Mrs Jonathan D Steele, obt. taken from description, and Mr Jonathan D Steele
Auguste Edouart French
Not on view
Silhouettes must have first appeared in England in about 1700, when William and Mary reportedly had their profiles done. By the 1720s, silhouettes—or shades as they were known in Great Britain—had become an established novelty, and by the end of the century their popularity had spread to France. By the end of the eighteenth century, a few French silhouettists had introduced profiles to the United States; however, it was not until the summer of 1839 that Auguste Edouart, the most prolific silhouettist ever to work in the United States, arrived in New York.
Driven from France by hard times under Napoleon, Edouart first immigrated to England in 1815, where he worked as a French teacher and made portraits of animals in wax. In 1825, he cut his first silhouette, supposedly at a dinner party in response to a dare to produce a better profile than one owned by his host; many more silhouettes of English men and women followed. Upon his arrival in New York, Edouart traveled to Saratoga where he was to spend five summers and created hundreds of silhouettes of vacationers, those of Frank and Helen Johnson among them. Edouart's delicate rendering of Johnson's trumpet is typical of his meticulous work. During his extensive travels throughout the United States, Edouart cut silhouettes of many eminent Americans, creating a visual record of the period. His last silhouette was cut on August 16, 1845.
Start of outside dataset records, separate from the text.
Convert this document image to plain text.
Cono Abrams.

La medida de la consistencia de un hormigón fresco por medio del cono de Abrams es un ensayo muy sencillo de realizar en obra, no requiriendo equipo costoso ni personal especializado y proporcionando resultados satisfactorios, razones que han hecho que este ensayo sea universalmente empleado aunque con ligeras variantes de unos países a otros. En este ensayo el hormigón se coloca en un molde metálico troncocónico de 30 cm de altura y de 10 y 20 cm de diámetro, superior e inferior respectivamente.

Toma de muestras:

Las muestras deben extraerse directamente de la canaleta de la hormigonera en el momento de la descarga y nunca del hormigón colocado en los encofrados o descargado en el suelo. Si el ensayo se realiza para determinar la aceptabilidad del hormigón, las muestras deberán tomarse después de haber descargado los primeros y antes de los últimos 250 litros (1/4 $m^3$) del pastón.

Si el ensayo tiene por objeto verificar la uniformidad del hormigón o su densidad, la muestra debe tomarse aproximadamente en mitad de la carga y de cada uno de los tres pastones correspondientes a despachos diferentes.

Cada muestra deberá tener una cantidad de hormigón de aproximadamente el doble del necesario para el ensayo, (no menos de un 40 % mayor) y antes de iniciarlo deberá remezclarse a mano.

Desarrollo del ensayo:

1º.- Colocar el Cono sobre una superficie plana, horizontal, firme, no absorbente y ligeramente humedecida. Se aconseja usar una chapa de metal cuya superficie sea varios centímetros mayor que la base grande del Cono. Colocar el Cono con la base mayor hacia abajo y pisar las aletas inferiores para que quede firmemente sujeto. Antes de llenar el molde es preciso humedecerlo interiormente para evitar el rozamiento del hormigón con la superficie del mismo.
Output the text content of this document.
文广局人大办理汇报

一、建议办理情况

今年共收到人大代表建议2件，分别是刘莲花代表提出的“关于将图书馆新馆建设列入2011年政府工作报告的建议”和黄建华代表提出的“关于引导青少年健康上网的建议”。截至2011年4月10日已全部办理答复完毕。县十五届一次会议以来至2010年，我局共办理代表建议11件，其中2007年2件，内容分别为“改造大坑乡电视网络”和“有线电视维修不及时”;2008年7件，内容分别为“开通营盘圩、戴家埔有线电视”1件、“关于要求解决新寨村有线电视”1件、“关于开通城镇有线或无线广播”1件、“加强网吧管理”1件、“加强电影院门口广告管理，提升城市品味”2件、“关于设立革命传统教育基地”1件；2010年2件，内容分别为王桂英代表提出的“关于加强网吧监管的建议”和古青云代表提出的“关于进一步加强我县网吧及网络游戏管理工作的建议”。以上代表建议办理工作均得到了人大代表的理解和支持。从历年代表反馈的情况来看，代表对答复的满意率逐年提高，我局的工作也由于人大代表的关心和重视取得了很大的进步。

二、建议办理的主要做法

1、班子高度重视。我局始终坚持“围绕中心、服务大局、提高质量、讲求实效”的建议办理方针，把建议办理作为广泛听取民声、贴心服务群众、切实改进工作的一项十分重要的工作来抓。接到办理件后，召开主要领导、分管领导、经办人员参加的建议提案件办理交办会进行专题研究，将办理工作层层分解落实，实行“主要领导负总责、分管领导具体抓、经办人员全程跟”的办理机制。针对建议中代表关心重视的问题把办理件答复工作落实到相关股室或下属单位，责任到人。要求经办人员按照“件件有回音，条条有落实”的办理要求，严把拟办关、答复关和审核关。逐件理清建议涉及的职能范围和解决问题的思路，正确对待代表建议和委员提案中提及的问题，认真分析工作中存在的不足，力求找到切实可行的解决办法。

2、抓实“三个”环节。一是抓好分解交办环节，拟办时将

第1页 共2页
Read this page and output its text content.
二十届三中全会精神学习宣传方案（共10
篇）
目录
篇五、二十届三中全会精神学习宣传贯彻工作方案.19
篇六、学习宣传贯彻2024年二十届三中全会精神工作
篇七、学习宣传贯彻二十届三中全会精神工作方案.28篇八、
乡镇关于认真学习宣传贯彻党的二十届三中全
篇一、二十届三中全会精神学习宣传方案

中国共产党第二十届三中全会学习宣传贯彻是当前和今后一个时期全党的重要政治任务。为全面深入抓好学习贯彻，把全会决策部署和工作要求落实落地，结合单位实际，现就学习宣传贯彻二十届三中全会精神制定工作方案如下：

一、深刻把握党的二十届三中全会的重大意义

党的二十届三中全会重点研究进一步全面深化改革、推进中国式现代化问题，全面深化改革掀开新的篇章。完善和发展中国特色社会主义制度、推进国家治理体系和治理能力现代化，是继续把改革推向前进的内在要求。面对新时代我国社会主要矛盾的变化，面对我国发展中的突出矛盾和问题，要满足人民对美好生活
The artist set sail on the "Oneida" with the intention of returning to France in 1849. The ship was wrecked off the coast of Guernsey, and Edouart escaped the disaster with ten albums of British silhouettes and six albums of American silhouettes; approximately forty albums were lost. Edouart gave all of his surviving silhouettes to the Lukis family, who cared for him until he was well enough to return to France. Eventually, all but one of the albums were broken up and sold to descendants of the sitters. The 861 unsold silhouettes were purchased by the Reverend Glenn Tilley Morse of Newburyport and bequeathed to the Metropolitan Museum in 1950.